I've fitted an ARIMA(1,1,2) model to my signal (after log tranforming it). It was the best by AIC/SBC model selection, and the prediction is overlaid on the original (after log transform) below:

Predicted Overlaid on Actual

And residuals look like white noise to me (no test yet performed for that though):
enter image description here

  • In general, how do I get the prediction at each time step for the random walk portion of the ARIMA model?
  • The outlier with a value around -5 is a bad data point and I'd like to exclude it. If it's not broadening the question too much I'd like to know how to exclude data points that fall outside of pre-determined limits during an online prediction.
  • I did notice my residuals show a change in variance, so if that violates some kind of ARIMA model assumptions or something let me know.

Best Answer

Thanks to the help on this forum i was also able to ask this consolidated form of the original question to one of the profs at my university who is teaching a time-series class this semester....which i should have taken :-)

I thought his answer was pretty good, and also has some echos of other comments posted for this question.
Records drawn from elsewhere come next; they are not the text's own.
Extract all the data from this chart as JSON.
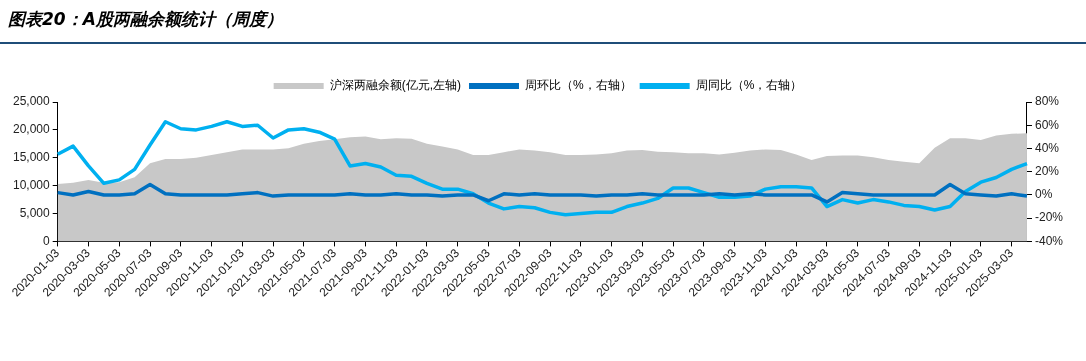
{
  "chart_data": {
    "type": "line",
    "title": "图表20：A股两融余额统计（周度）",
    "categories": [
      "2020-01-03",
      null,
      "2020-03-03",
      null,
      "2020-05-03",
      null,
      "2020-07-03",
      null,
      "2020-09-03",
      null,
      "2020-11-03",
      null,
      "2021-01-03",
      null,
      "2021-03-03",
      null,
      "2021-05-03",
      null,
      "2021-07-03",
      null,
      "2021-09-03",
      null,
      "2021-11-03",
      null,
      "2022-01-03",
      null,
      "2022-03-03",
      null,
      "2022-05-03",
      null,
      "2022-07-03",
      null,
      "2022-09-03",
      null,
      "2022-11-03",
      null,
      "2023-01-03",
      null,
      "2023-03-03",
      null,
      "2023-05-03",
      null,
      "2023-07-03",
      null,
      "2023-09-03",
      null,
      "2023-11-03",
      null,
      "2024-01-03",
      null,
      "2024-03-03",
      null,
      "2024-05-03",
      null,
      "2024-07-03",
      null,
      "2024-09-03",
      null,
      "2024-11-03",
      null,
      "2025-01-03",
      null,
      "2025-03-03",
      null
    ],
    "series": [
      {
        "name": "沪深两融余额(亿元,左轴)",
        "type": "area",
        "color": "#c8c8c8",
        "values": [
          10300,
          10500,
          11000,
          10500,
          10600,
          11500,
          14000,
          14800,
          14800,
          15000,
          15500,
          16000,
          16500,
          16500,
          16500,
          16700,
          17500,
          18000,
          18300,
          18700,
          18800,
          18300,
          18500,
          18400,
          17500,
          17000,
          16500,
          15500,
          15500,
          16000,
          16500,
          16300,
          16000,
          15500,
          15500,
          15600,
          15800,
          16300,
          16400,
          16100,
          16000,
          15800,
          15800,
          15600,
          15900,
          16300,
          16500,
          16400,
          15600,
          14600,
          15300,
          15400,
          15400,
          15100,
          14600,
          14300,
          14000,
          16800,
          18500,
          18500,
          18200,
          19000,
          19300,
          19400
        ]
      },
      {
        "name": "周环比（%，右轴）",
        "type": "line",
        "axis": "y2",
        "color": "#0070c0",
        "values": [
          2,
          0,
          3,
          0,
          0,
          1,
          9,
          1,
          0,
          0,
          0,
          0,
          1,
          2,
          -1,
          0,
          0,
          0,
          0,
          1,
          0,
          0,
          1,
          0,
          0,
          -1,
          0,
          0,
          -5,
          1,
          0,
          1,
          0,
          0,
          0,
          -1,
          0,
          0,
          1,
          0,
          0,
          0,
          0,
          1,
          0,
          1,
          0,
          0,
          0,
          0,
          -6,
          2,
          1,
          0,
          0,
          0,
          0,
          0,
          9,
          1,
          0,
          -1,
          1,
          -1
        ]
      },
      {
        "name": "周同比（%，右轴）",
        "type": "line",
        "axis": "y2",
        "color": "#00b0f0",
        "values": [
          35,
          42,
          25,
          10,
          13,
          22,
          43,
          63,
          57,
          56,
          59,
          63,
          59,
          60,
          49,
          56,
          57,
          54,
          48,
          25,
          27,
          24,
          17,
          16,
          10,
          5,
          5,
          1,
          -7,
          -12,
          -10,
          -11,
          -15,
          -17,
          -16,
          -15,
          -15,
          -10,
          -7,
          -3,
          6,
          6,
          2,
          -2,
          -2,
          -1,
          5,
          7,
          7,
          6,
          -10,
          -4,
          -7,
          -4,
          -6,
          -9,
          -10,
          -13,
          -10,
          3,
          11,
          15,
          22,
          27
        ]
      }
    ],
    "ylim": [
      0,
      25000
    ],
    "yticks": [
      0,
      {
        "value": 5000,
        "label": "5,000"
      },
      {
        "value": 10000,
        "label": "10,000"
      },
      {
        "value": 15000,
        "label": "15,000"
      },
      {
        "value": 20000,
        "label": "20,000"
      },
      {
        "value": 25000,
        "label": "25,000"
      }
    ],
    "y2lim": [
      -40,
      80
    ],
    "y2ticks": [
      {
        "value": -40,
        "label": "-40%"
      },
      {
        "value": -20,
        "label": "-20%"
      },
      {
        "value": 0,
        "label": "0%"
      },
      {
        "value": 20,
        "label": "20%"
      },
      {
        "value": 40,
        "label": "40%"
      },
      {
        "value": 60,
        "label": "60%"
      },
      {
        "value": 80,
        "label": "80%"
      }
    ],
    "legend": "top",
    "grid": false,
    "marker": "none"
  }
}
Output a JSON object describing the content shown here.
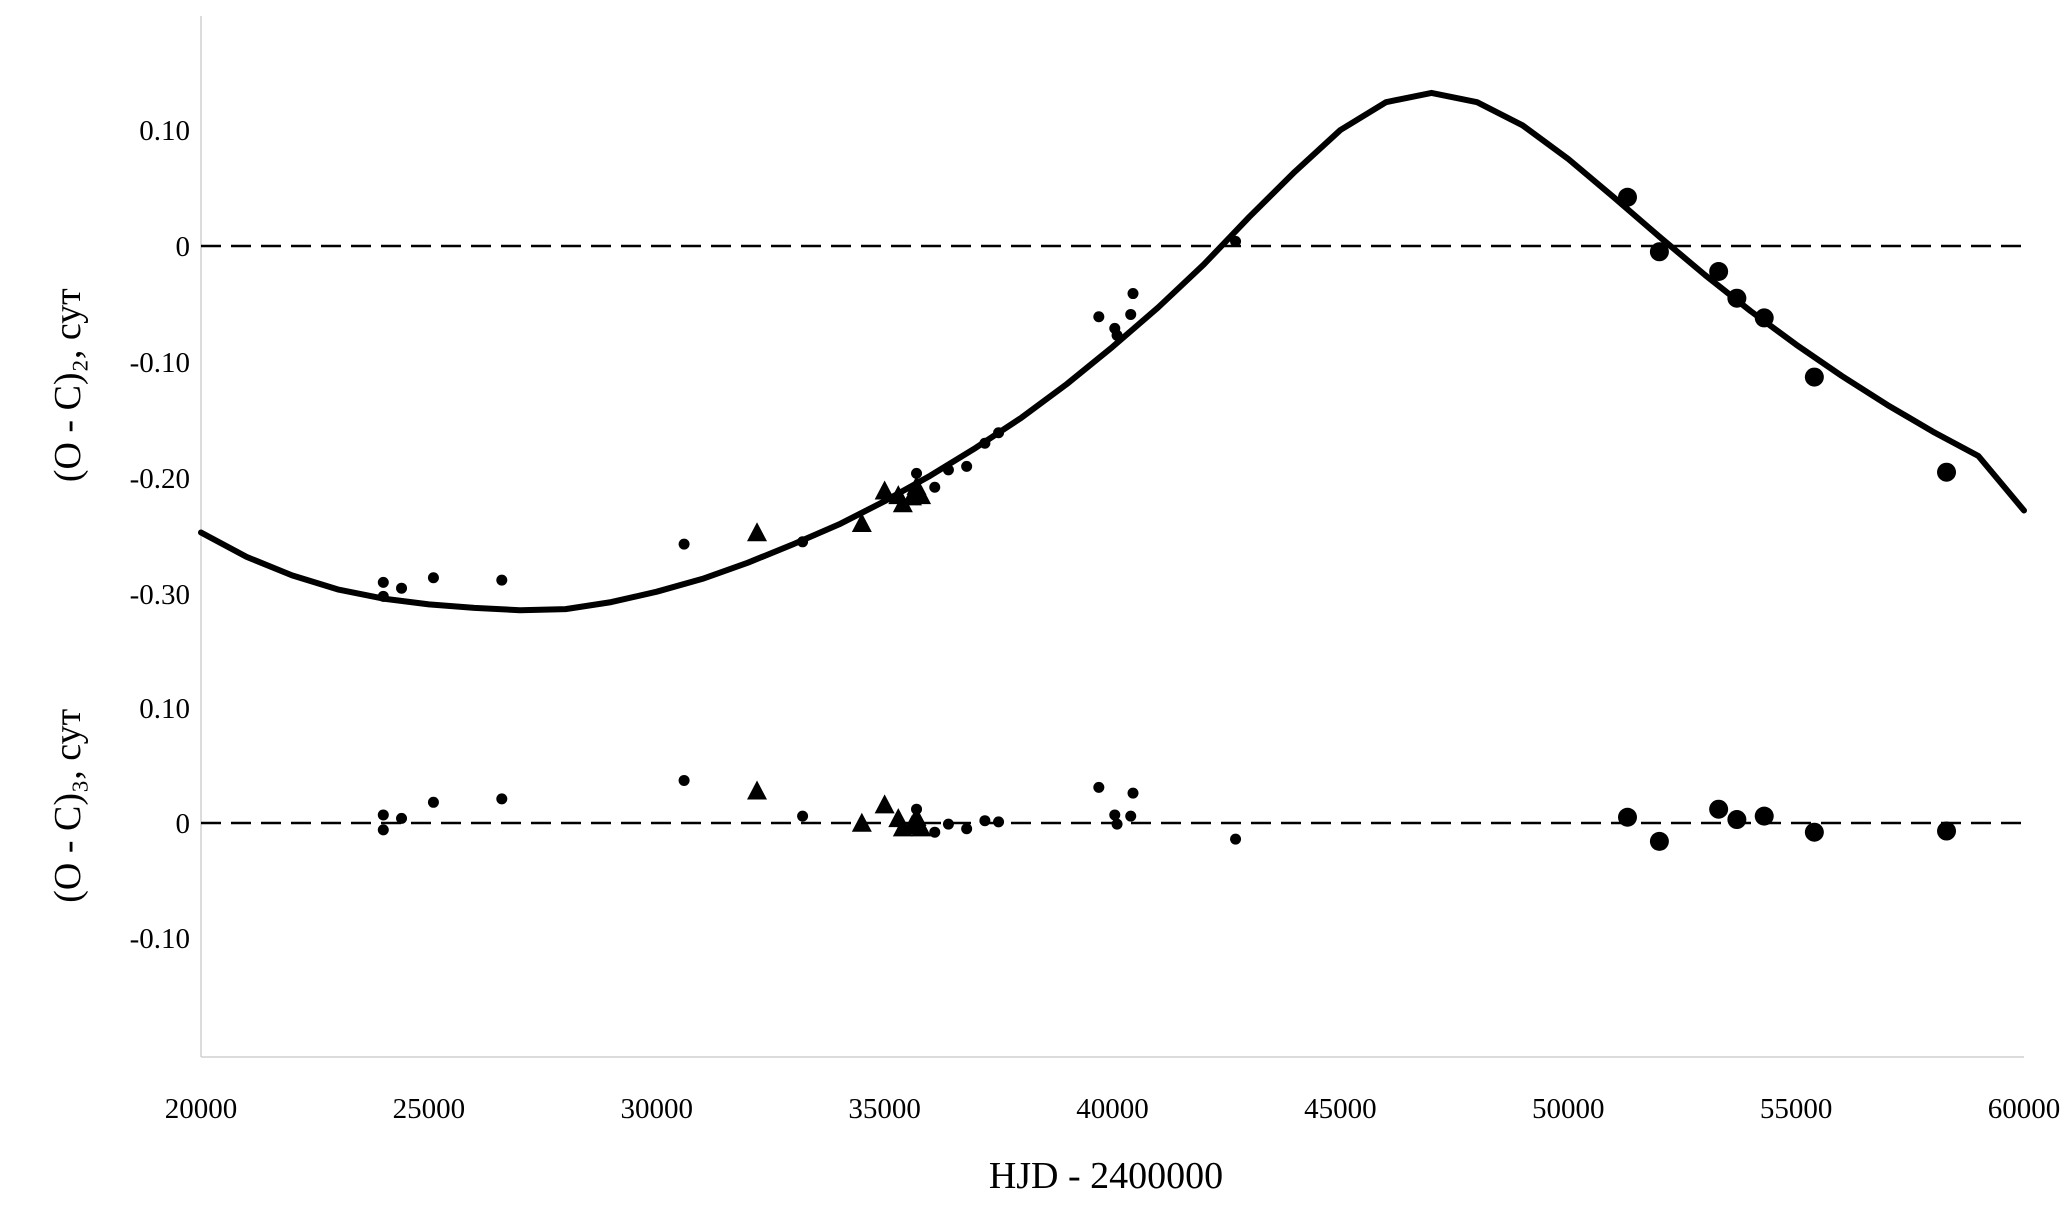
{
  "chart_data": {
    "type": "scatter",
    "xlabel": "HJD - 2400000",
    "xlim": [
      20000,
      60000
    ],
    "x_ticks": [
      20000,
      25000,
      30000,
      35000,
      40000,
      45000,
      50000,
      55000,
      60000
    ],
    "grid": false,
    "legend": "none",
    "panels": [
      {
        "id": "upper",
        "ylabel": "(O - C)₂, сут",
        "ylim": [
          -0.35,
          0.2
        ],
        "y_ticks": [
          {
            "value": 0.1,
            "label": "0.10"
          },
          {
            "value": 0.0,
            "label": "0"
          },
          {
            "value": -0.1,
            "label": "-0.10"
          },
          {
            "value": -0.2,
            "label": "-0.20"
          },
          {
            "value": -0.3,
            "label": "-0.30"
          }
        ],
        "zero_line": "dashed",
        "fit_curve": {
          "type": "line",
          "color": "#000000",
          "points": [
            [
              20000,
              -0.247
            ],
            [
              21000,
              -0.268
            ],
            [
              22000,
              -0.284
            ],
            [
              23000,
              -0.296
            ],
            [
              24000,
              -0.304
            ],
            [
              25000,
              -0.309
            ],
            [
              26000,
              -0.312
            ],
            [
              27000,
              -0.314
            ],
            [
              28000,
              -0.313
            ],
            [
              29000,
              -0.307
            ],
            [
              30000,
              -0.298
            ],
            [
              31000,
              -0.287
            ],
            [
              32000,
              -0.273
            ],
            [
              33000,
              -0.257
            ],
            [
              34000,
              -0.24
            ],
            [
              35000,
              -0.22
            ],
            [
              36000,
              -0.198
            ],
            [
              37000,
              -0.174
            ],
            [
              38000,
              -0.148
            ],
            [
              39000,
              -0.119
            ],
            [
              40000,
              -0.087
            ],
            [
              41000,
              -0.053
            ],
            [
              42000,
              -0.016
            ],
            [
              43000,
              0.025
            ],
            [
              44000,
              0.064
            ],
            [
              45000,
              0.1
            ],
            [
              46000,
              0.124
            ],
            [
              47000,
              0.132
            ],
            [
              48000,
              0.124
            ],
            [
              49000,
              0.104
            ],
            [
              50000,
              0.075
            ],
            [
              51000,
              0.042
            ],
            [
              52000,
              0.008
            ],
            [
              53000,
              -0.025
            ],
            [
              54000,
              -0.056
            ],
            [
              55000,
              -0.085
            ],
            [
              56000,
              -0.112
            ],
            [
              57000,
              -0.137
            ],
            [
              58000,
              -0.16
            ],
            [
              59000,
              -0.181
            ],
            [
              60000,
              -0.228
            ]
          ]
        },
        "series": [
          {
            "marker": "small-circle",
            "points": [
              [
                24000,
                -0.29
              ],
              [
                24000,
                -0.302
              ],
              [
                24400,
                -0.295
              ],
              [
                25100,
                -0.286
              ],
              [
                26600,
                -0.288
              ],
              [
                30600,
                -0.257
              ],
              [
                33200,
                -0.255
              ],
              [
                35700,
                -0.196
              ],
              [
                36100,
                -0.208
              ],
              [
                36400,
                -0.193
              ],
              [
                36800,
                -0.19
              ],
              [
                37200,
                -0.17
              ],
              [
                37500,
                -0.161
              ],
              [
                39700,
                -0.061
              ],
              [
                40050,
                -0.071
              ],
              [
                40100,
                -0.077
              ],
              [
                40400,
                -0.059
              ],
              [
                40450,
                -0.041
              ],
              [
                42700,
                0.004
              ]
            ]
          },
          {
            "marker": "triangle",
            "points": [
              [
                32200,
                -0.248
              ],
              [
                34500,
                -0.24
              ],
              [
                35000,
                -0.212
              ],
              [
                35300,
                -0.216
              ],
              [
                35400,
                -0.223
              ],
              [
                35600,
                -0.217
              ],
              [
                35700,
                -0.208
              ],
              [
                35800,
                -0.216
              ]
            ]
          },
          {
            "marker": "large-circle",
            "points": [
              [
                51300,
                0.042
              ],
              [
                52000,
                -0.005
              ],
              [
                53300,
                -0.022
              ],
              [
                53700,
                -0.045
              ],
              [
                54300,
                -0.062
              ],
              [
                55400,
                -0.113
              ],
              [
                58300,
                -0.195
              ]
            ]
          }
        ]
      },
      {
        "id": "lower",
        "ylabel": "(O - C)₃, сут",
        "ylim": [
          -0.2,
          0.15
        ],
        "y_ticks": [
          {
            "value": 0.1,
            "label": "0.10"
          },
          {
            "value": 0.0,
            "label": "0"
          },
          {
            "value": -0.1,
            "label": "-0.10"
          }
        ],
        "zero_line": "dashed",
        "series": [
          {
            "marker": "small-circle",
            "points": [
              [
                24000,
                0.007
              ],
              [
                24000,
                -0.006
              ],
              [
                24400,
                0.004
              ],
              [
                25100,
                0.018
              ],
              [
                26600,
                0.021
              ],
              [
                30600,
                0.037
              ],
              [
                33200,
                0.006
              ],
              [
                35700,
                0.012
              ],
              [
                36100,
                -0.008
              ],
              [
                36400,
                -0.001
              ],
              [
                36800,
                -0.005
              ],
              [
                37200,
                0.002
              ],
              [
                37500,
                0.001
              ],
              [
                39700,
                0.031
              ],
              [
                40050,
                0.007
              ],
              [
                40100,
                -0.001
              ],
              [
                40400,
                0.006
              ],
              [
                40450,
                0.026
              ],
              [
                42700,
                -0.014
              ]
            ]
          },
          {
            "marker": "triangle",
            "points": [
              [
                32200,
                0.027
              ],
              [
                34500,
                -0.001
              ],
              [
                35000,
                0.015
              ],
              [
                35300,
                0.003
              ],
              [
                35400,
                -0.005
              ],
              [
                35600,
                -0.003
              ],
              [
                35700,
                0.004
              ],
              [
                35800,
                -0.005
              ]
            ]
          },
          {
            "marker": "large-circle",
            "points": [
              [
                51300,
                0.005
              ],
              [
                52000,
                -0.016
              ],
              [
                53300,
                0.012
              ],
              [
                53700,
                0.003
              ],
              [
                54300,
                0.006
              ],
              [
                55400,
                -0.008
              ],
              [
                58300,
                -0.007
              ]
            ]
          }
        ]
      }
    ]
  }
}
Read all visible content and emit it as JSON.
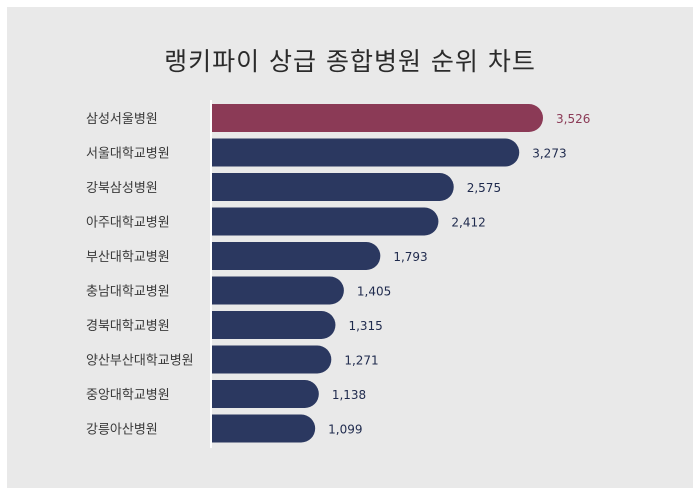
{
  "colors": {
    "background": "#e9e9e9",
    "highlight": "#8b3a56",
    "bar": "#2b3860",
    "axis": "#ffffff",
    "highlight_label": "#8b3a56",
    "label": "#1f2a4d"
  },
  "chart_data": {
    "type": "bar",
    "orientation": "horizontal",
    "title": "랭키파이 상급 종합병원 순위 차트",
    "categories": [
      "삼성서울병원",
      "서울대학교병원",
      "강북삼성병원",
      "아주대학교병원",
      "부산대학교병원",
      "충남대학교병원",
      "경북대학교병원",
      "양산부산대학교병원",
      "중앙대학교병원",
      "강릉아산병원"
    ],
    "values": [
      3526,
      3273,
      2575,
      2412,
      1793,
      1405,
      1315,
      1271,
      1138,
      1099
    ],
    "value_labels": [
      "3,526",
      "3,273",
      "2,575",
      "2,412",
      "1,793",
      "1,405",
      "1,315",
      "1,271",
      "1,138",
      "1,099"
    ],
    "highlight_index": 0,
    "xlim": [
      0,
      3526
    ],
    "grid": false,
    "legend": "none"
  }
}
I'm not so sure I should accept this answer officially...but at least want to share it here.

Prof Answer:

You have some strange patterns in your data… it looks like there is some type of “structural break” (the form or pattern of the time process changes around time point 3000). It might make sense to break the time series into two pieces and analyze each separately, if everything else is not working so well.

If covariances are indeed changing over time, then you would be violating the Box-Jenkins model.

I would try some intermediate steps. First just difference your time series: compute Y_t= X_t - X_{t-1} (after log transformation) and see if it looks like there’s some similar pattern throughout. If so, then you could try fitting a ARMA model to the difference. Are you using a software package that computes ARMA models? Can you fit such models on the differences Y_t?

Sometimes software packages will compute the k-step forecasts for the future… if you had those, then you could undo the differencing to get your predictions on-line. So for example, you get predictions in the future for Y_{n+1},…,Y_{n+k} and you know Y_{n+i} = X_{n+i}- X_{n+i-1} so you can find X_{n+i} = Y_{n+i}+X_{n+i-1} for i=1,…,k by the predictions for the differences Y_{n+i} and the observation you have for X_n. Otherwise, you might have to resort to Kalman filtering, which can be ok too.

If you have any outliers you could just delete them in fitting the model. Essentially, you would have no information at that time point, but that’s better than misleading information.

I guess that I just wonder (based on your initial graph) about how the fit of the time series model might improve if you considered breaking the time series into two pieces. Maybe you would do a better job of capturing extremes in the 2nd portion of the series.